My dad chuckled a bit, then went on with his story.

I was told a little later by his girlfriend that, and I quote, "Yeah, we have some problems with [the little girl]. She can be rude at times, but it's because she has ADHD."

Get the fuck out of town. Your granddaughter is an ass because no one disciplines her. She's allowed to say whatever she wants and be rude because her parents don't tell her not to.

I had no reply for my dad's girlfriend. My momma always taught me that if I didn't have anything nice to say, to say nothing at all.
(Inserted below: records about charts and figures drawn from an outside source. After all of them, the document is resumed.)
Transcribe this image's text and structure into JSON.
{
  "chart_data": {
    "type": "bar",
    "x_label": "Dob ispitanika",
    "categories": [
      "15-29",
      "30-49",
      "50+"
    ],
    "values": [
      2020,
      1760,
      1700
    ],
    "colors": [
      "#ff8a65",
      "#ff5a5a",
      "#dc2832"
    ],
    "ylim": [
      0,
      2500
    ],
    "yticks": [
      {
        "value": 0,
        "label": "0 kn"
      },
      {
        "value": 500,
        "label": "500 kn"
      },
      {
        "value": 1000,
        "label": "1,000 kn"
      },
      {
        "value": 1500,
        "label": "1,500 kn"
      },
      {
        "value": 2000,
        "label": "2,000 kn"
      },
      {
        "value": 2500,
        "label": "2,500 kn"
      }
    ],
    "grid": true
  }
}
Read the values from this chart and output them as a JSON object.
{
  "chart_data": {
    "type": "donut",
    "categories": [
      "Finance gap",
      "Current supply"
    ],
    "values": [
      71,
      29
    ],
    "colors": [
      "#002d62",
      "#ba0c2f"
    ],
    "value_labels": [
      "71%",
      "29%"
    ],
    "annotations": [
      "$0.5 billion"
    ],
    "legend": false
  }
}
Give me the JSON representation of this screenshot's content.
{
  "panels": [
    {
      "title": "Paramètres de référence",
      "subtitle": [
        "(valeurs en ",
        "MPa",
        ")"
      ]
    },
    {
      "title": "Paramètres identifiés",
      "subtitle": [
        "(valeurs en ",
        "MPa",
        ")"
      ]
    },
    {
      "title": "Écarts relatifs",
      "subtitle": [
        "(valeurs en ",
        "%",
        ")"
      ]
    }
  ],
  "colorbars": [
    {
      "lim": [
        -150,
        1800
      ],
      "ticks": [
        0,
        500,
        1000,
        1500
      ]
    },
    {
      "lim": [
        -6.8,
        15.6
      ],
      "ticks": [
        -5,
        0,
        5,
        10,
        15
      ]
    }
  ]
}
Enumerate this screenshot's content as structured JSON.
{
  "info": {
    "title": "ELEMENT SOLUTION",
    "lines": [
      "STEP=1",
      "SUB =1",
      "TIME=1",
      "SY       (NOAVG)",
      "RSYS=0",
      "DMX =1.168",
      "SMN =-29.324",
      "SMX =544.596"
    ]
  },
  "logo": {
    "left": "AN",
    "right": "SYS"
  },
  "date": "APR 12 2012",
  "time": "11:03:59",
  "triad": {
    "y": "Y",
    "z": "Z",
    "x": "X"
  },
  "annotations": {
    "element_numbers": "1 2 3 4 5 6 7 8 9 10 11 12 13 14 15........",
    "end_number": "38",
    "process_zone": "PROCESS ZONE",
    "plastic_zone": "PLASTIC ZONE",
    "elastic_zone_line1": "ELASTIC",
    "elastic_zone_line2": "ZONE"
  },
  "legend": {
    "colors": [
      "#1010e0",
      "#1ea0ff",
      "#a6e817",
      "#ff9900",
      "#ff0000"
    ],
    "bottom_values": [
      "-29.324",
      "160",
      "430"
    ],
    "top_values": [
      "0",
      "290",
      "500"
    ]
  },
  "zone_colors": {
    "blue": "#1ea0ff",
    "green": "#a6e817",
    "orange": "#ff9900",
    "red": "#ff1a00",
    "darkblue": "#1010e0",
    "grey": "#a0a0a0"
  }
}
But you better believe I'm going to blog about it. I'm at the point where I don't even feel like going through my vent again about kids with ADHD and how much bullshit that excuse is in today's society. You can read it, if you'd like, in Zombie Children Everywhere, though after re-skimming that post, I realize I didn't include a paragraph about insolent, rude children that get away with talking that way to adults because their parents don't discipline them. Hmm... maybe a Zombie Children Everywhere Part 2 is in order.

However you look at it, that little girl needs to be dealt with, but we all know she won't be. And, after posting a snippet of this interaction on the Inklings facebook page, I was relieved to find that I wasn't overreacting to this situation, that other parents found this child to be out of line. And this time around, yes, I blame it completely on the parents.

I never wanted to hot glue a child to a table before in my life, until yesterday. Not her face, but maybe a hand or something. But I realized, if I did do it, then I'd have to hear her mouth, even louder, about her skin burning, and how much it hurt, and blah blah blah. Dammit.

If you enjoy Inklings, please take a second to just click the banner below. Each click = 1 vote, and you can vote once per 24 hours. We finally made it to the Top 25, so please help to keep us there!

Top Mommy Blogs - Mom Blog Directory


  1. "She has ADHD" is the biggest cop-out I've ever heard. My middle son, 11, is the very definition of ADHD. Does that mean he gets away with shit? Hell no. It just means he has to work harder to mind his manners. He can still do it, though. Of course, it takes more work on my part, too. Imagine that.

    1. I've met kids with true ADHD, and because their parents have worked with them, they have manners... Much like you are saying. Well, some parents need an excuse for being suck ass parents I guess...

  2. I'm sorry the situation was so difficult. I hope family gatherings get easier!